Hoy podría matarles de aburrimiento desde el comienzo de la columna. Lo haría explicándoles técnicamente desde mi posición de teórico de la literatura en qué consiste la “falacia intencional” y cómo se han construido montañas de escritos críticos alrededor de ella. Pero me he levantado con la cabeza en Tomás de Aquino, que se celebra mañana, y en honor a la sencillez les diré que la “falacia intencional” es la manera pomposa de denominar la confusión que se produce en un determinado lector de una obra literaria y que le lleva a confundir lo ficcional con lo real y empírico.
Las dudas acerca de si Shakespeare escribió o no sus obras se sostienen, fundamentalmente, en base a este recurso. James Shapiro, profesor de la prestigiosa universidad de Columbia, ha escrito un libro sobre esas especulaciones que publica ahora la editorial Gredos bajo el farragoso y poco atractivo título “Shakespeare: una vida y una obra controvertidas”. Pasen por alto este detalle y lean sobre algunas de esas teorías conspiranoicas que tan en boga están y le ponen salsa a ese invento cuasi diabólico que son las redes sociales.

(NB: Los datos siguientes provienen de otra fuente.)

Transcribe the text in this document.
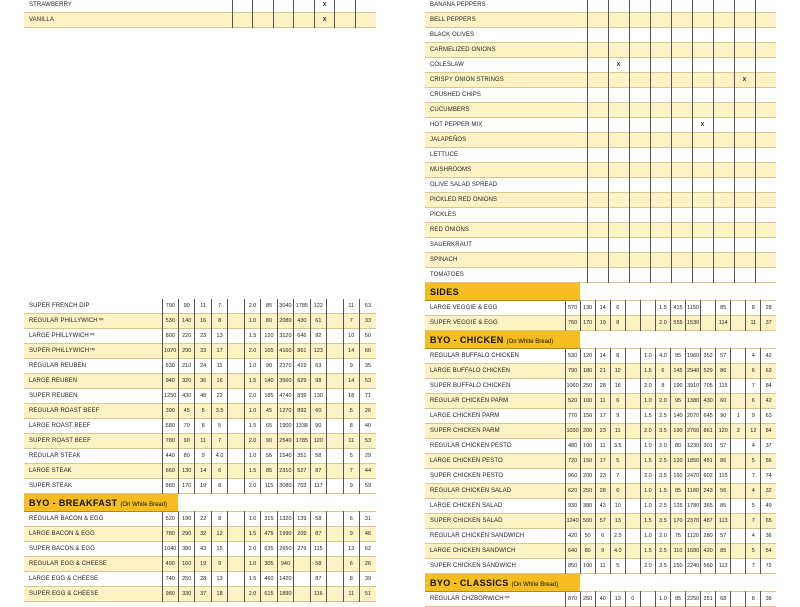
STRAWBERRY					X		
VANILLA					X		
BANANA PEPPERS									
BELL PEPPERS									
BLACK OLIVES									
CARMELIZED ONIONS									
COLESLAW		X							
CRISPY ONION STRINGS								X	
CRUSHED CHIPS									
CUCUMBERS									
HOT PEPPER MIX						X			
JALAPEÑOS									
LETTUCE									
MUSHROOMS									
OLIVE SALAD SPREAD									
PICKLED RED ONIONS									
PICKLES									
RED ONIONS									
SAUERKRAUT									
SPINACH									
TOMATOES									
SUPER FRENCH DIP	790	90	11	7		2.0	85	3040	1785	122		11	53
REGULAR PHILLYWICH™	530	140	16	8		1.0	80	2080	430	61		7	33
LARGE PHILLYWICH™	800	220	23	13		1.5	120	3120	646	92		10	50
SUPER PHILLYWICH™	1070	290	33	17		2.0	165	4160	861	123		14	66
REGULAR REUBEN	630	210	24	11		1.0	90	2370	419	63		9	35
LARGE REUBEN	940	320	36	16		1.5	140	3560	629	98		14	53
SUPER REUBEN	1250	430	48	22		2.0	185	4740	839	130		18	71
REGULAR ROAST BEEF	390	45	5	3.5		1.0	45	1270	892	60		5	26
LARGE ROAST BEEF	580	70	8	5		1.5	65	1900	1338	90		8	40
SUPER ROAST BEEF	780	90	11	7		2.0	90	2540	1785	120		11	53
REGULAR STEAK	440	80	9	4.0		1.0	55	1540	351	58		5	29
LARGE STEAK	660	130	14	6		1.5	85	2310	527	87		7	44
SUPER STEAK	880	170	19	8		2.0	115	3080	703	117		9	59
BYO - BREAKFAST (On White Bread)													
REGULAR BACON & EGG	520	190	22	8		1.0	315	1320	139	58		6	31
LARGE BACON & EGG	780	290	32	12		1.5	475	1990	209	87		9	46
SUPER BACON & EGG	1040	380	43	15		2.0	635	2650	279	115		13	62
REGULAR EGG & CHEESE	490	160	19	9		1.0	305	940		58		6	26
LARGE EGG & CHEESE	740	250	28	13		1.5	460	1420		87		8	39
SUPER EGG & CHEESE	980	330	37	18		2.0	615	1890		116		11	51
SIDES														
LARGE VEGGIE & EGG	570	130	14	6			1.5	415	1150		85		8	28
SUPER VEGGIE & EGG	760	170	19	8			2.0	555	1530		114		11	37
BYO - CHICKEN (On White Bread)														
REGULAR BUFFALO CHICKEN	530	120	14	8		1.0	4.0	95	1960	352	57		4	42
LARGE BUFFALO CHICKEN	790	180	21	12		1.5	6	145	2940	529	86		6	63
SUPER BUFFALO CHICKEN	1060	250	28	16		2.0	8	190	3910	705	115		7	84
REGULAR CHICKEN PARM	520	100	11	6		1.0	2.0	95	1380	430	60		6	42
LARGE CHICKEN PARM	770	150	17	9		1.5	2.5	140	2070	645	90	1	9	63
SUPER CHICKEN PARM	1030	200	23	11		2.0	3.5	190	2760	861	120	2	12	84
REGULAR CHICKEN PESTO	480	100	11	3.5		1.0	2.0	80	1230	301	57		4	37
LARGE CHICKEN PESTO	720	150	17	5		1.5	2.5	120	1850	451	86		5	56
SUPER CHICKEN PESTO	960	200	23	7		2.0	3.5	160	2470	602	115		7	74
REGULAR CHICKEN SALAD	620	250	28	6		1.0	1.5	85	1180	243	56		4	32
LARGE CHICKEN SALAD	930	380	43	10		1.0	2.5	125	1780	365	85		5	49
SUPER CHICKEN SALAD	1240	500	57	13		1.5	3.5	170	2370	487	113		7	65
REGULAR CHICKEN SANDWICH	420	50	6	2.5		1.0	2.0	75	1120	280	57		4	36
LARGE CHICKEN SANDWICH	640	80	9	4.0		1.5	2.5	110	1680	420	85		5	54
SUPER CHICKEN SANDWICH	850	100	11	5		2.0	3.5	150	2240	560	113		7	72
BYO - CLASSICS (On White Bread)														
REGULAR CHZBGRWICH™	870	250	40	13	0		1.0	95	2250	351	68		8	36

Como ustedes, queridos lectores, no son en su mayor parte hijos de la Pérfida Albión, no les supongo familiarizados con el drama que supone el hecho de que su gran gloria nacional sea un tipo ignoto, hijo de un fabricante de guantes, salido de una aldea como Stratford-upon-Avon que, de repente, y cito palabras del insigne Mark Twain “sin ninguna preparación ni cualificación, en el sentido de formación y experiencia, expulsa grandes tragedias como un volcán”. Es evidente que el autor de “Huck Finn”, ostentador de una azarosa peripecia vital, no contemplaba la posibilidad de que ese hombre tuviera un magín prodigioso.
No fue Twain el único en dudar acerca de Shakespeare. De hecho, al bando de los escépticos podemos sumar, con testimonios que aporta el propio Shapiro, a Hellen Keller, Sigmund Freud o mi admirado Derek Jacobi (para los que bajan de los 35, el recordado protagonista de “Yo, Claudio”) entre otros. Todos los citados se agolpan en dos bandos: los que creen que el autor de la magna obra shakespeareana fue Francis Bacon y los que optan por regalar tal honor a Edward de Vere, Earl de Oxford. Personalmente, lamento que Shapiro no le haya dedicado más que unas breves menciones a mi conspiración favorita: la que dice que Christopher Marlowe no murió asesinado en una taberna de las afueras de Londres el 30 de mayo de 1593 a manos de esbirros del servicio secreto de Su Majestad, sino que huyó a Francia y empezó a firmar sus obras como William Shakespeare.
Francamente, me da pereza ponerme a explicar por qué sabemos que Shakespeare escribió sus obras. Shapiro lo hace muy bien, recurriendo a una breve biografía inicial, a testimonios de la época y a argumentos literarios que tienen como centro el desmoche de la falacia anteriormente citada. Es mucho más divertido hablar de los otros candidatos. A Francis Bacon, autor del “Novum Organum”, muñidor a la par de Michel de Montaigne del ensayo literario y pluma prolífica do las hubiere, le ha caído de todo en estos siglos. Cierta señorita Gallup afirmó que las claves secretas incluidas en sus obras permitían atribuirle las de Shakespeare, Peele, Edmund Spenser, Robert Burton, Marlowe y Robert Greene. Un despendole, háganme caso: ni el monstruo prolífico que era Lope de Vega hubiese podido hacer tal cosa.
Lo del Conde de Oxford tiene aún más guasa y es una demostración de cómo las conspiraciones se retroalimentan gracias a la fe inconmensurable de sus acólitos. La principal razón para que Oxford no pudiese escribir la mayor parte de Shakespeare es que falleció… doce años antes que él (en 1604). Pues bien, ahí tenemos a Jacobi y otros personajes similares defendiendo que antes de morir lo había dejado todo escrito y que un misterioso depositario de tal legado administró las obras ya escritas. Ya lo decía Guerrita (o el Gallo, no tengo el Cossío a mano): hay gente pa tó. Menos mal que Shakespeare sigue ahí, faro literario que ilumina hasta las horas más oscuras.